Geomorfologia e il fenomeno del trogloditismo

La morfologia del suolo siciliano condiziona in modo forte la distribuzione degli insediamenti rupestri nell’Isola. Essi sono frequenti in settori montani e nelle vallate, dove è più agevole sfruttare grotte di vario tipo e dove è maggiore la possibilità di trovare rifugio in caso di eventuali invasioni.
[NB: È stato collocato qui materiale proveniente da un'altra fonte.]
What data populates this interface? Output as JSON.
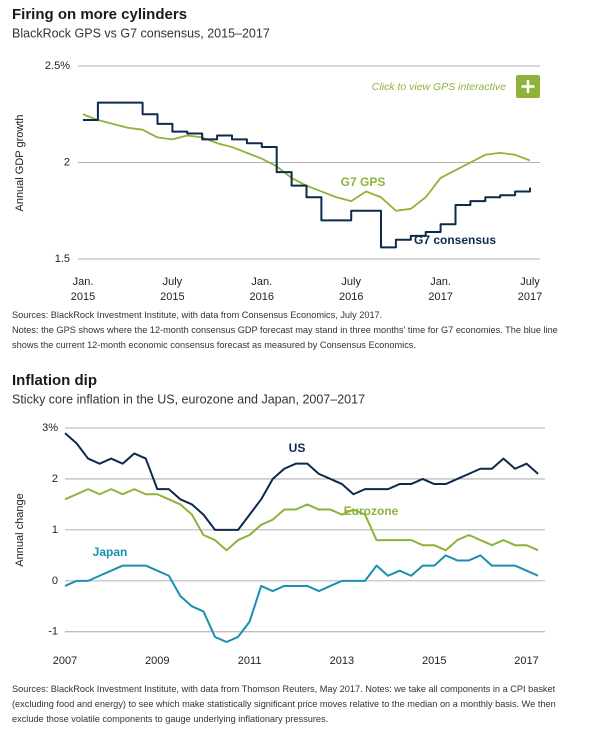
{
  "chart_data": [
    {
      "type": "line",
      "title": "Firing on more cylinders",
      "subtitle": "BlackRock GPS vs G7 consensus, 2015–2017",
      "y_label": "Annual GDP growth",
      "annotation": "Click to view GPS interactive",
      "x": [
        "2015-01",
        "2015-02",
        "2015-03",
        "2015-04",
        "2015-05",
        "2015-06",
        "2015-07",
        "2015-08",
        "2015-09",
        "2015-10",
        "2015-11",
        "2015-12",
        "2016-01",
        "2016-02",
        "2016-03",
        "2016-04",
        "2016-05",
        "2016-06",
        "2016-07",
        "2016-08",
        "2016-09",
        "2016-10",
        "2016-11",
        "2016-12",
        "2017-01",
        "2017-02",
        "2017-03",
        "2017-04",
        "2017-05",
        "2017-06",
        "2017-07"
      ],
      "series": [
        {
          "name": "G7 GPS",
          "color": "#8db33a",
          "values": [
            2.25,
            2.22,
            2.2,
            2.18,
            2.17,
            2.13,
            2.12,
            2.14,
            2.13,
            2.1,
            2.08,
            2.05,
            2.02,
            1.98,
            1.92,
            1.88,
            1.85,
            1.82,
            1.8,
            1.85,
            1.82,
            1.75,
            1.76,
            1.82,
            1.92,
            1.96,
            2.0,
            2.04,
            2.05,
            2.04,
            2.01
          ]
        },
        {
          "name": "G7 consensus",
          "color": "#0d2a4e",
          "step": true,
          "values": [
            2.22,
            2.31,
            2.31,
            2.31,
            2.25,
            2.2,
            2.16,
            2.15,
            2.12,
            2.14,
            2.12,
            2.1,
            2.08,
            1.95,
            1.88,
            1.82,
            1.7,
            1.7,
            1.75,
            1.75,
            1.56,
            1.6,
            1.62,
            1.64,
            1.68,
            1.78,
            1.8,
            1.82,
            1.83,
            1.85,
            1.87
          ]
        }
      ],
      "ylim": [
        1.5,
        2.5
      ],
      "yticks": [
        1.5,
        2,
        {
          "value": 2.5,
          "label": "2.5%"
        }
      ],
      "xticks": [
        {
          "value": "2015-01",
          "label": "Jan. 2015"
        },
        {
          "value": "2015-07",
          "label": "July 2015"
        },
        {
          "value": "2016-01",
          "label": "Jan. 2016"
        },
        {
          "value": "2016-07",
          "label": "July 2016"
        },
        {
          "value": "2017-01",
          "label": "Jan. 2017"
        },
        {
          "value": "2017-07",
          "label": "July 2017"
        }
      ],
      "grid": true,
      "source": "Sources: BlackRock Investment Institute, with data from Consensus Economics, July 2017.",
      "notes": "Notes: the GPS shows where the 12-month consensus GDP forecast may stand in three months' time for G7 economies. The blue line shows the current 12-month economic consensus forecast as measured by Consensus Economics."
    },
    {
      "type": "line",
      "title": "Inflation dip",
      "subtitle": "Sticky core inflation in the US, eurozone and Japan, 2007–2017",
      "y_label": "Annual change",
      "x": [
        2007,
        2007.25,
        2007.5,
        2007.75,
        2008,
        2008.25,
        2008.5,
        2008.75,
        2009,
        2009.25,
        2009.5,
        2009.75,
        2010,
        2010.25,
        2010.5,
        2010.75,
        2011,
        2011.25,
        2011.5,
        2011.75,
        2012,
        2012.25,
        2012.5,
        2012.75,
        2013,
        2013.25,
        2013.5,
        2013.75,
        2014,
        2014.25,
        2014.5,
        2014.75,
        2015,
        2015.25,
        2015.5,
        2015.75,
        2016,
        2016.25,
        2016.5,
        2016.75,
        2017,
        2017.25
      ],
      "series": [
        {
          "name": "US",
          "color": "#0d2a4e",
          "values": [
            2.9,
            2.7,
            2.4,
            2.3,
            2.4,
            2.3,
            2.5,
            2.4,
            1.8,
            1.8,
            1.6,
            1.5,
            1.3,
            1.0,
            1.0,
            1.0,
            1.3,
            1.6,
            2.0,
            2.2,
            2.3,
            2.3,
            2.1,
            2.0,
            1.9,
            1.7,
            1.8,
            1.8,
            1.8,
            1.9,
            1.9,
            2.0,
            1.9,
            1.9,
            2.0,
            2.1,
            2.2,
            2.2,
            2.4,
            2.2,
            2.3,
            2.1
          ]
        },
        {
          "name": "Eurozone",
          "color": "#8db33a",
          "values": [
            1.6,
            1.7,
            1.8,
            1.7,
            1.8,
            1.7,
            1.8,
            1.7,
            1.7,
            1.6,
            1.5,
            1.3,
            0.9,
            0.8,
            0.6,
            0.8,
            0.9,
            1.1,
            1.2,
            1.4,
            1.4,
            1.5,
            1.4,
            1.4,
            1.3,
            1.4,
            1.3,
            0.8,
            0.8,
            0.8,
            0.8,
            0.7,
            0.7,
            0.6,
            0.8,
            0.9,
            0.8,
            0.7,
            0.8,
            0.7,
            0.7,
            0.6
          ]
        },
        {
          "name": "Japan",
          "color": "#1a8fb0",
          "values": [
            -0.1,
            0.0,
            0.0,
            0.1,
            0.2,
            0.3,
            0.3,
            0.3,
            0.2,
            0.1,
            -0.3,
            -0.5,
            -0.6,
            -1.1,
            -1.2,
            -1.1,
            -0.8,
            -0.1,
            -0.2,
            -0.1,
            -0.1,
            -0.1,
            -0.2,
            -0.1,
            0.0,
            0.0,
            0.0,
            0.3,
            0.1,
            0.2,
            0.1,
            0.3,
            0.3,
            0.5,
            0.4,
            0.4,
            0.5,
            0.3,
            0.3,
            0.3,
            0.2,
            0.1
          ]
        }
      ],
      "xlim": [
        2007,
        2017.4
      ],
      "ylim": [
        -1.2,
        3
      ],
      "xticks": [
        2007,
        2009,
        2011,
        2013,
        2015,
        2017
      ],
      "yticks": [
        -1,
        0,
        1,
        2,
        {
          "value": 3,
          "label": "3%"
        }
      ],
      "grid": true,
      "source": "Sources: BlackRock Investment Institute, with data from Thomson Reuters, May 2017. Notes: we take all components in a CPI basket (excluding food and energy) to see which make statistically significant price moves relative to the median on a monthly basis. We then exclude those volatile components to gauge underlying inflationary pressures."
    }
  ]
}
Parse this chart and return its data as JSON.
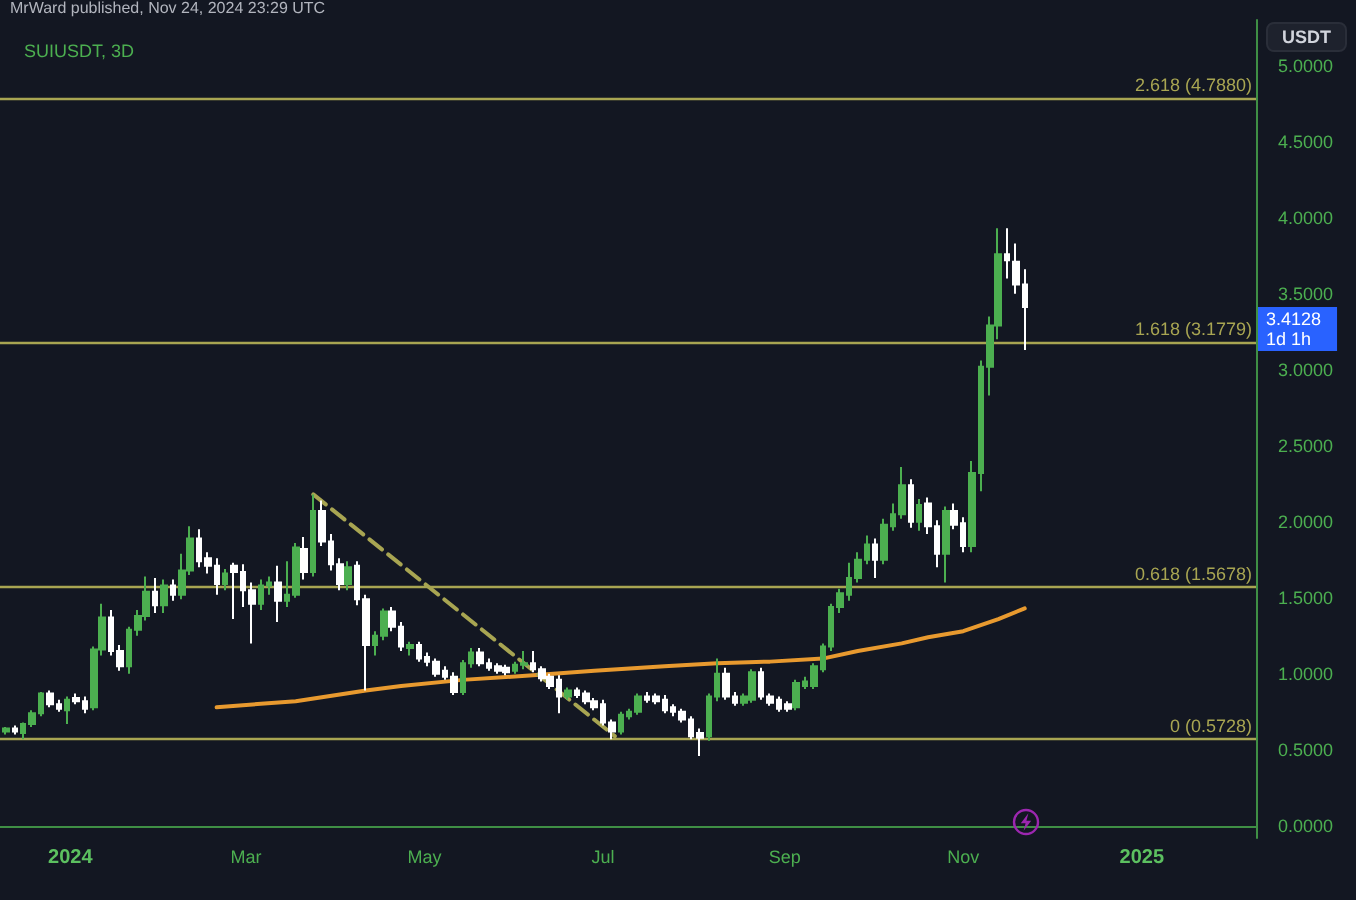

Principalmente, la zona sudorientale dell’Isola, contraddistinta da teneri calcari affioranti e dal paesaggio eroso dai solchi torrentizi delle “cave”, ha favorito lo sviluppo di insediamenti trogloditi che spesso assumono caratteri spettacolari. Le cave, ovvero delle conformazioni geologiche caratterizzate da una profonda escavazione naturale provocata spesso dall’acqua, possono essere identificabili con piccoli canyon, assimilabili spesso ai cosiddetti Ouadi dell'Africa settentrionale, con pareti quasi verticali, caratterizzano tutta la zona dell’area gravitante attorno a Ragusa e Siracusa; tra queste sono di grande interesse: Cava d’Ispica, tra Modica e Ispica, Chiafura a Scicli, Pantalica, Cava Grande e Cava dei Servi. In modo particolare, appare di importanza fondamentale l’analisi della situazione della cosiddetta Cava d’Ispica che, per il precoce abbandono non ha subito i rimaneggiamenti delle altre città trogloditiche ragusane e, pertanto, permette una valutazione genuina della sua architettura e delle sue chiese rupestri.

L’importanza della realtà troglodita è tale che, nel cosiddetto “tavolato ibleo”, già in pieno XI sec. si attivava la partizione cantonale dell’Isola detta “Val di Noto” e, quindi, con la rifondazione normanna delle sedi vescovili, si costituiva la diocesi siracusana. Pertanto, appare chiaro che è impossibile definire l’insediamento rupestre qualitativamente inferiore a quello canonico subdiale, risultando esso come frutto di un parallelo e affatto simile, dal punto di vista giurisdizionale, sviluppo della nuova società normanna.